MCP (Model Context Protocol) is how OpenClaw's tool ecosystem works under the hood. Understanding it lets you extend your agent with virtually any capability. Here's the practical guide.
What MCP Does
MCP servers expose tools and resources to your agent. Think of them as plugins — each server adds a set of things your agent can do. The agent automatically discovers what tools are available and uses them when relevant.
Connecting an MCP Server
openclaw mcp add github --path node
# Or for a remote server:
openclaw mcp add custom-api --url https://your-mcp-server.comCommon MCP Servers
File system access:
openclaw mcp add filesystem --path node --args "--root /path/to/allow"Web search:
openclaw mcp add brave-search --env BRAVE_API_KEY=YOUR_KEYDatabase access:
openclaw mcp add sqlite --args "/path/to/database.db"Building a Custom MCP Server
If you have an internal API, write a simple MCP server:
// my-custom-mcp.js
import { Server } from '@modelcontextprotocol/sdk/server/index.js';
const server = new Server({ name: 'my-api', version: '1.0.0' });
server.setRequestHandler('tools/list', async () => ({
tools: [{
name: 'get_customer',
description: 'Get customer data from internal CRM',
inputSchema: {
type: 'object',
properties: { email: { type: 'string' } },
required: ['email']
}
}]
}));
server.setRequestHandler('tools/call', async (request) => {
if (request.params.name === 'get_customer') {
const customer = await yourCRM.getCustomer(request.params.arguments.email);
return { content: [{ type: 'text', text: JSON.stringify(customer) }] };
}
});openclaw mcp add my-api --path node --args "my-custom-mcp.js"Listing Active MCP Servers
openclaw mcp list
# Shows: server name | status | tools availableDebugging MCP Issues
openclaw mcp logs github --last 20
# Common issue: server crashes on startup
# Check: correct path, dependencies installed, env vars setThe OpenClaw Playbook has an advanced MCP chapter covering tool design patterns, how to build MCP servers that work well with LLM agents, and a library of community MCP servers worth installing.
Frequently Asked Questions
What is MCP and why does it matter for OpenClaw?
MCP (Model Context Protocol) is Anthropic's standard for connecting AI agents to external tools and data sources.

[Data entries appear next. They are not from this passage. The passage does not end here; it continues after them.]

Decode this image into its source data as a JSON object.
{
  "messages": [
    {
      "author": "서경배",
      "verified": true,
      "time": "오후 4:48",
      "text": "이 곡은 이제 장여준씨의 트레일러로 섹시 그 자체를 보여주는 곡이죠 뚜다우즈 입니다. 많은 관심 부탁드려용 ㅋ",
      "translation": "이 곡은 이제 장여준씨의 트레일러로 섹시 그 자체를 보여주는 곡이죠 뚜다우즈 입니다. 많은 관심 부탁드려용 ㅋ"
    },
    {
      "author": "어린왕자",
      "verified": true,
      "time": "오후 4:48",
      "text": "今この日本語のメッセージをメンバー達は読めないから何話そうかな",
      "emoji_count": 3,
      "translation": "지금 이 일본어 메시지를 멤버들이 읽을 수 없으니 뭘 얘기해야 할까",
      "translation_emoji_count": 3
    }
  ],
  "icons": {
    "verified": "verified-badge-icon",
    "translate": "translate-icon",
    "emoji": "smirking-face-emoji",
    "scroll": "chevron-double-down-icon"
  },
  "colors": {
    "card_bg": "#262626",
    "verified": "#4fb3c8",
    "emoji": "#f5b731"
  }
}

It lets you extend OpenClaw with custom capabilities without modifying the core agent.
Can I write my own MCP server for OpenClaw?
Yes. MCP servers are standard Node.js or Python programs. If you have a custom API or internal tool, you can wrap it in an MCP server and your OpenClaw agent gains access to it as a native tool.
Are there pre-built MCP servers I can use?
Yes. The MCP ecosystem has servers for GitHub, Slack, Notion, databases, web search, and many more. Check the official MCP registry and the community repositories on GitHub.
Does MCP affect OpenClaw's performance?
MCP tools add a small overhead per tool call (usually 10-50ms). For most use cases this is negligible. Very high-frequency tool calls might benefit from native OpenClaw integrations instead.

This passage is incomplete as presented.